Overall, 82 screws (40 in the thoracic region and 42 in the lumbosacral area ) were placed in 12 patients (Table 1).

No patient experienced any complication related to pedicle screws placement. We repositioned two screws during surgery because the screws had minimal (less than 2 mm) lateral pedicle cortex breech.

None of the screws needed to be repositioned after surgery and hence no patient was brought back to the OR for screws repositioning. The post-operative thin slices CT did not yield any different information than the post-procedural intraoperative O-arm (Fig. 5).

All of our screws were in excellent position according to Mirza’s evaluation system [10].

The implanted internal fiducials were visualized very well and very easily in all the 3-D images. The operational navigation accuracy assessed using the internal fiducials was found to be excellent. The number of trajectories available to place pedicle screws using our technique was plentiful and we were able to take best advantage of each vertebra different anatomy.

Discussion

Free hand or conventional fluoroscopy-based pedicle screw placement is associated with suboptimal pedicle screw placement in 5–55 % of cases [1, 4, 6, 11, 13],while the incidence of anatomical injuries and reoperation is of 6.9–8 % [2, 5] and 4–8.8 %, respectively [1, 15, 16]. With the advent of navigation-based pedicle screws placement, the incidence of these events has decreased [18].
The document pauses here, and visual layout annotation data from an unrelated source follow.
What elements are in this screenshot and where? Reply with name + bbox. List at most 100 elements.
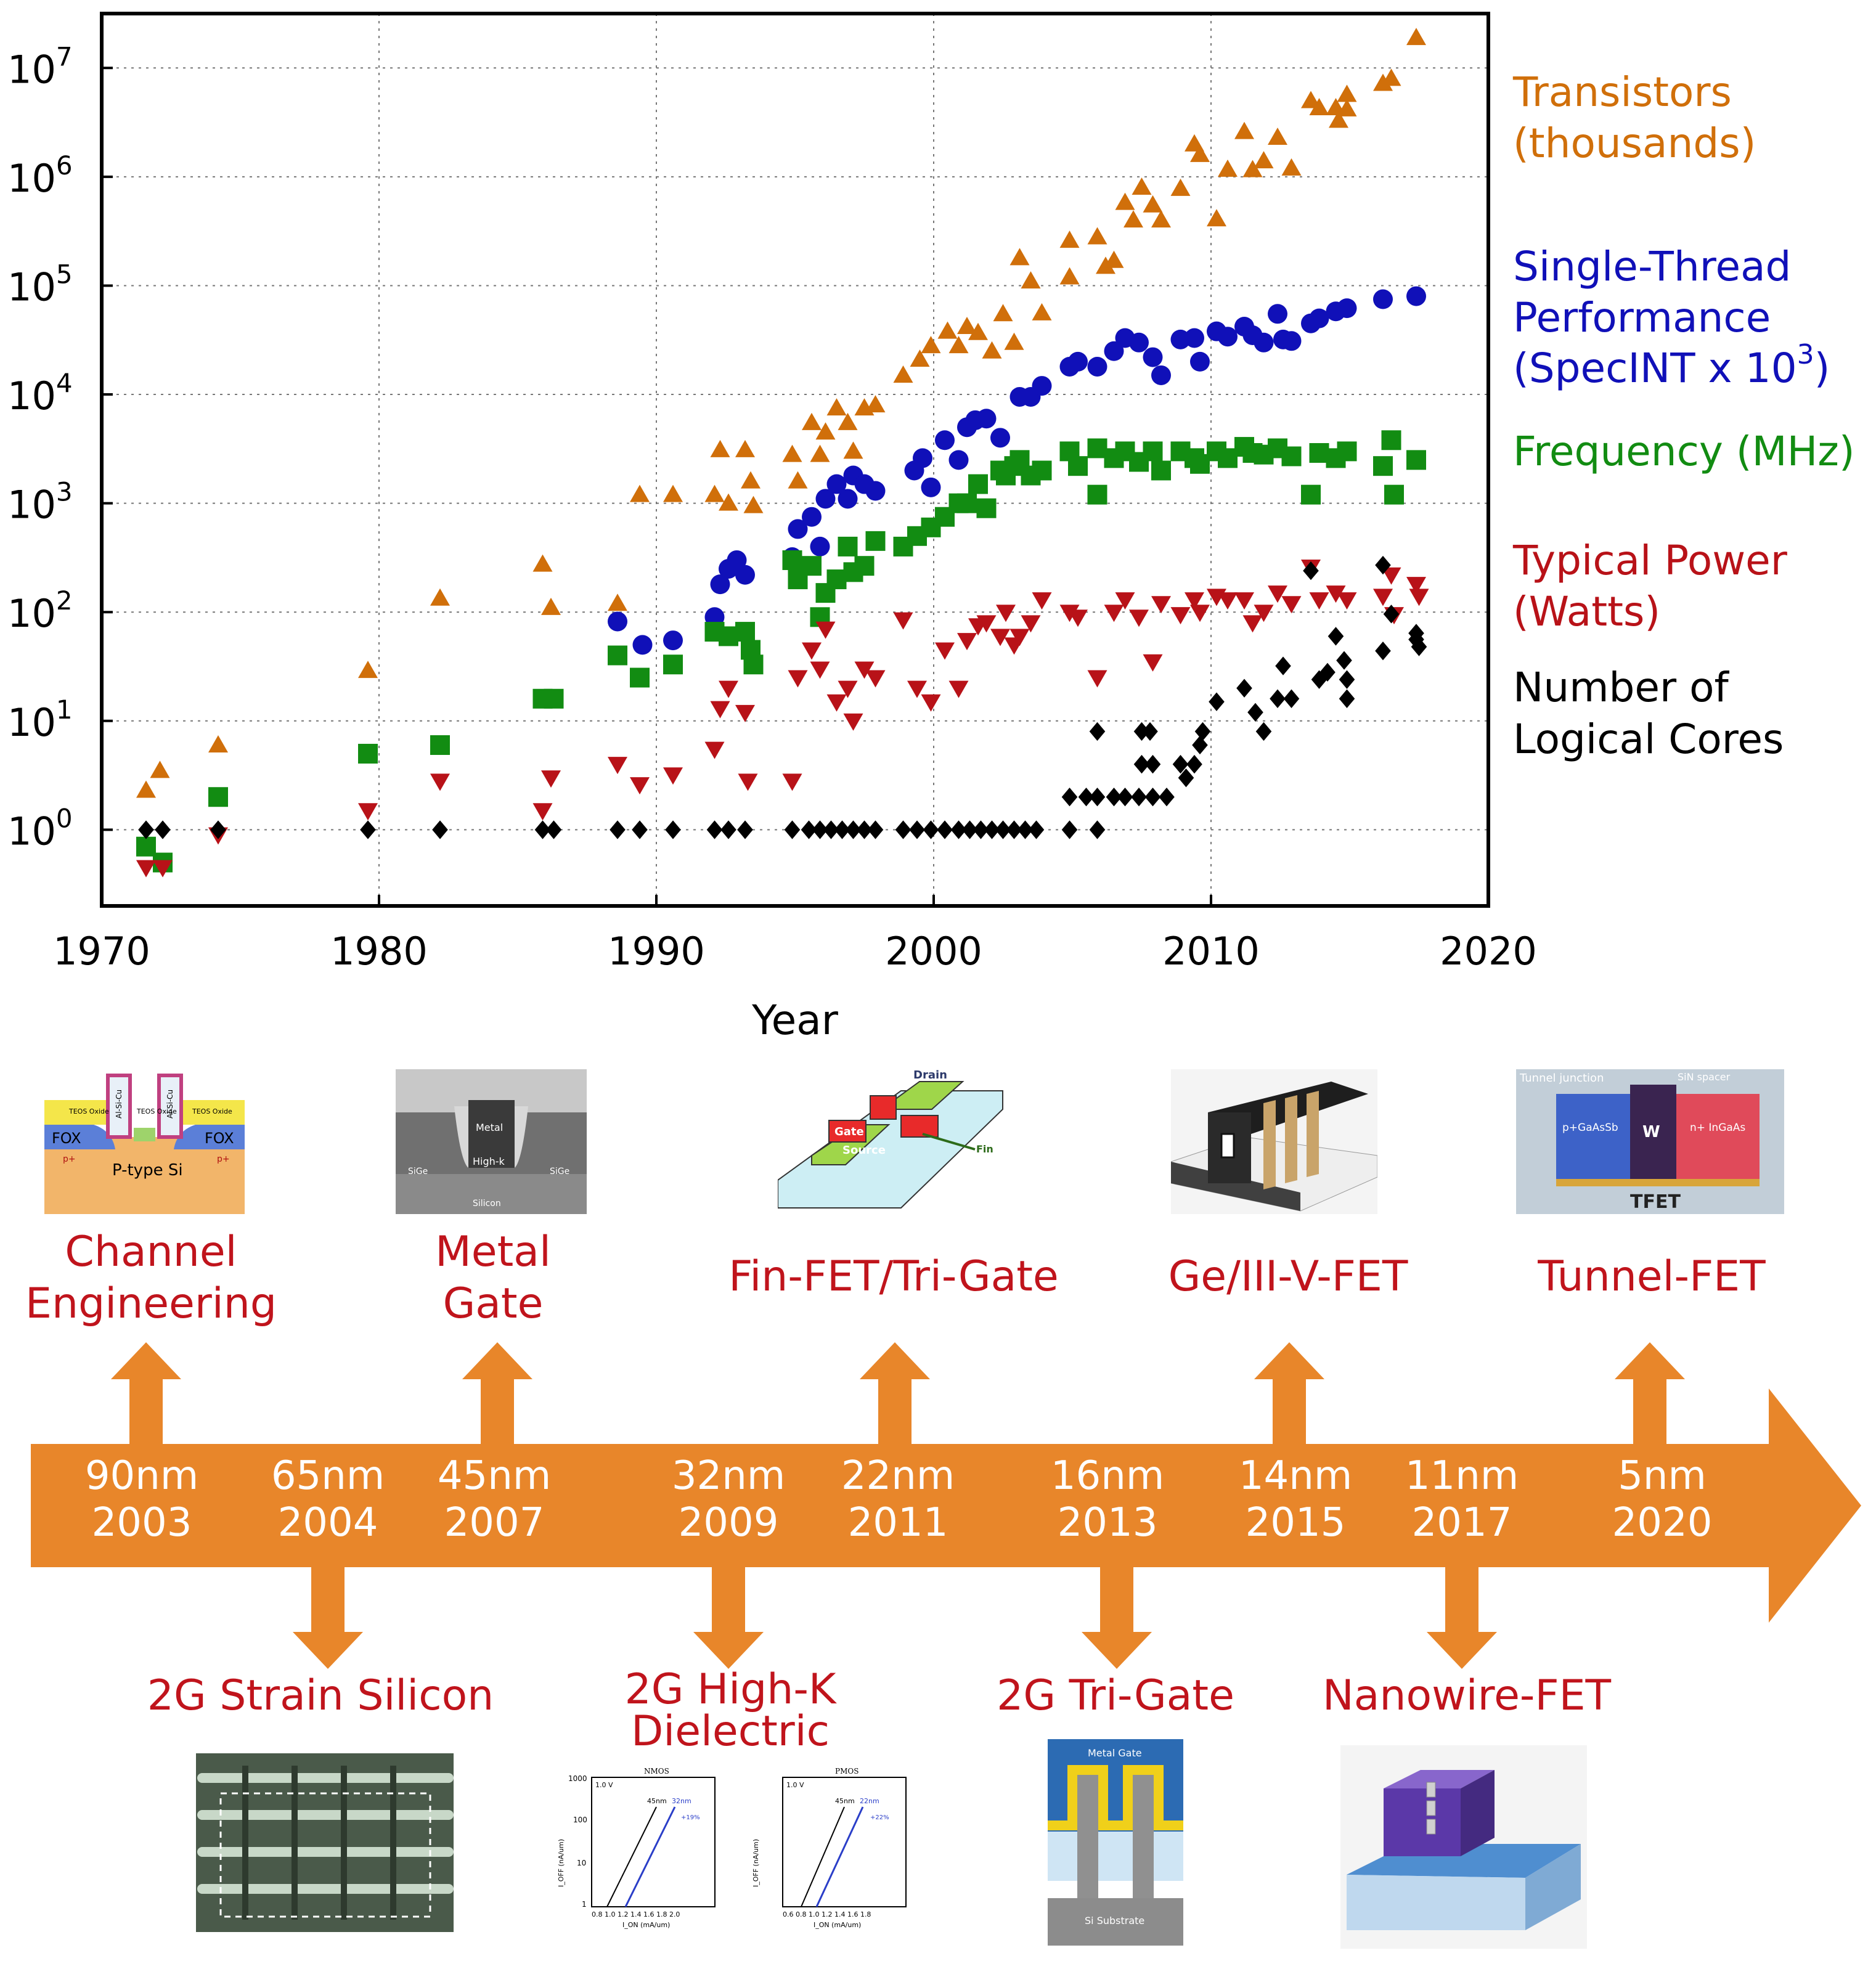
high-k-ion-ioff-plots: NMOS PMOS 1000 100 10 1 1.0 V 1.0 V 45nm…: [555, 1764, 912, 1930]
data-point: [153, 860, 173, 878]
highk-text: 100: [573, 1816, 587, 1824]
data-point: [1218, 327, 1238, 347]
series-triangle-up: [136, 28, 1426, 798]
node-size: 5nm: [1618, 1453, 1707, 1499]
node-year: 2007: [444, 1500, 545, 1546]
data-point: [1078, 788, 1095, 807]
finfet-fin-pointer: [922, 1133, 976, 1151]
data-point: [1104, 605, 1124, 622]
data-point: [608, 593, 627, 611]
label-line: 2G Tri-Gate: [997, 1671, 1234, 1720]
data-point: [534, 820, 551, 839]
nanowire-wires: [1426, 1782, 1436, 1835]
finfet-substrate: [778, 1090, 1003, 1209]
data-point: [1218, 592, 1238, 610]
data-point: [1194, 722, 1211, 741]
data-point: [136, 860, 156, 878]
data-point: [1384, 484, 1404, 505]
ge-iii-v-fet-3d-image: [1171, 1069, 1377, 1214]
data-point: [358, 743, 378, 764]
data-point: [1190, 605, 1210, 622]
data-point: [976, 498, 997, 518]
finfet-gate-top: [870, 1095, 897, 1120]
data-point: [1381, 567, 1401, 585]
data-point: [1301, 91, 1321, 108]
label-line: Dielectric: [630, 1707, 830, 1756]
label-line: Nanowire-FET: [1322, 1671, 1612, 1720]
node-size: 11nm: [1405, 1453, 1519, 1499]
tfet-n-region: [1676, 1094, 1760, 1186]
sem-dashed-box: [219, 1792, 431, 1918]
tfet-text: W: [1642, 1123, 1660, 1141]
highk-text: 0.6 0.8 1.0 1.2 1.4 1.6 1.8: [783, 1910, 871, 1918]
data-point: [1254, 151, 1274, 169]
data-point: [1089, 722, 1106, 741]
highk-text: 0.8 1.0 1.2 1.4 1.6 1.8 2.0: [592, 1910, 680, 1918]
x-tick-label: 2010: [1162, 929, 1260, 974]
label-line: 2G Strain Silicon: [147, 1671, 494, 1720]
data-point: [812, 820, 828, 839]
data-point: [532, 803, 553, 821]
data-point: [1032, 460, 1052, 481]
data-point: [1234, 592, 1254, 610]
sem-gates: [242, 1766, 396, 1920]
data-point: [802, 556, 822, 576]
label-line: Tunnel-FET: [1538, 1252, 1766, 1301]
data-point: [710, 574, 730, 595]
data-point: [1373, 456, 1393, 476]
data-point: [1383, 605, 1400, 624]
y-tick-base: 10: [7, 483, 56, 528]
channel-text: p+: [217, 1154, 230, 1164]
finfet-gate-right: [900, 1115, 939, 1138]
data-point: [1089, 820, 1106, 839]
data-point: [545, 820, 562, 839]
data-point: [843, 713, 863, 731]
data-point: [788, 471, 808, 489]
data-point: [948, 336, 969, 354]
y-tick-exponent: 5: [56, 259, 73, 289]
data-point: [430, 588, 450, 606]
trigate-oxide: [1048, 1832, 1183, 1881]
data-point: [838, 412, 858, 430]
data-point: [532, 554, 553, 572]
data-point: [1281, 331, 1302, 351]
data-point: [544, 688, 564, 709]
data-point: [982, 341, 1002, 359]
data-point: [935, 642, 955, 660]
data-point: [663, 654, 683, 675]
legend-singlethread-close: ): [1814, 344, 1830, 392]
legend-singlethread-exp: 3: [1797, 339, 1814, 370]
data-point: [1061, 820, 1078, 839]
label-line: Ge/III-V-FET: [1168, 1252, 1408, 1301]
data-point: [838, 680, 858, 698]
node-year: 2020: [1612, 1500, 1713, 1546]
data-point: [802, 642, 822, 660]
data-point: [976, 409, 997, 429]
data-point: [735, 565, 755, 585]
y-tick-label: 101: [7, 695, 73, 745]
data-point: [1268, 128, 1287, 145]
data-point: [948, 680, 969, 698]
down-arrow-trigate: [1082, 1567, 1152, 1669]
label-metal-gate: Metal Gate: [394, 1226, 592, 1330]
data-point: [957, 316, 977, 334]
2g-trigate-cross-section: Metal Gate Si Substrate: [1048, 1739, 1183, 1946]
data-point: [150, 760, 170, 778]
data-point: [1281, 158, 1302, 176]
label-2g-strain-silicon: 2G Strain Silicon: [123, 1670, 518, 1722]
highk-text: I_ON (mA/um): [622, 1921, 670, 1929]
data-point: [1281, 446, 1302, 467]
data-point: [1104, 341, 1124, 361]
data-point: [1283, 689, 1300, 708]
node-size: 16nm: [1050, 1453, 1165, 1499]
data-point: [719, 626, 738, 646]
plot-frame: [100, 12, 1490, 908]
data-point: [1275, 656, 1291, 675]
channel-text: TEOS Oxide: [136, 1107, 177, 1115]
legend-cores-line1: Number of: [1513, 664, 1729, 711]
node-22nm: 22nm 2011: [836, 1453, 960, 1546]
y-tick-base: 10: [7, 264, 56, 309]
finfet-text: Source: [842, 1144, 886, 1157]
data-point: [155, 820, 171, 839]
highk-text: 1000: [568, 1774, 587, 1783]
It is clear that navigation helps in improving the accuracy of pedicle screws placement. A recent meta-analysis report gives a median accuracy of 93.7 % (range 72 to 100 %) with navigation versus a median accuracy of 86.6 % (range 27 to 100 %) when navigation is not used [9].

One advantage of navigation based on intraoperative image data set acquisition (3-D fluoro or intraoperative CT) versus navigation based on pre-operative image acquisition is that the former is performed with the image acquired with the patient in the surgical position, therefore decreasing spine segments motion. In addition, the former may allow for multiple level registrations at once and does not need presence of the posterior elements of the spine, making navigation doable in revision cases [11, 19].

When one looks at the overall cost associated with placement of pedicle screws using navigation based on intraoperative image acquisition, the significant capital equipment investment of an intraoperative imaging machine, about $600,000 in the O-arm case, must be balanced by the total cost (expenses and loss of professional revenues) linked to the need of bringing a patient back to the operating room to reposition a pedicle screw. This total cost may be as high as $15,000–20,000. This is in addition to the extra cost that may be associated with treatment of injuries linked to malpositioned pedicle screws. Moreover, there is an extra value provided to the patient by avoiding neurological injuries and a second surgical procedure.

Our technique is novel because it allows for at will check of the operational accuracy, using our implanted internal fiducials, therefore controlling for errors due to instrument malfunction or system failure. As the internal fiducials were placed on each segment to be instrumented and as the spinal segment represent a volumetric unit, we felt that excellent accuracy at the tip of the spinous process would translate into excellent operational accuracy throughout that spine segment; our results seem to validate this assumption [5]. Our technique may represent an useful addition to existing technique to use neuronavigation to place pedicle screws.

Conclusions

The accuracy of pedicle screw placement in the thoracolumbar area is enhanced by using our proposed algorithmic step wise technique that includes at will check of the operational accuracy of the navigation system while utilizing the O-arm and Stealth Station. Our proposed algorithmic technique allows for efficient check of intraoperative navigational accuracy and for use of a wide variety of pedicle screws entry points.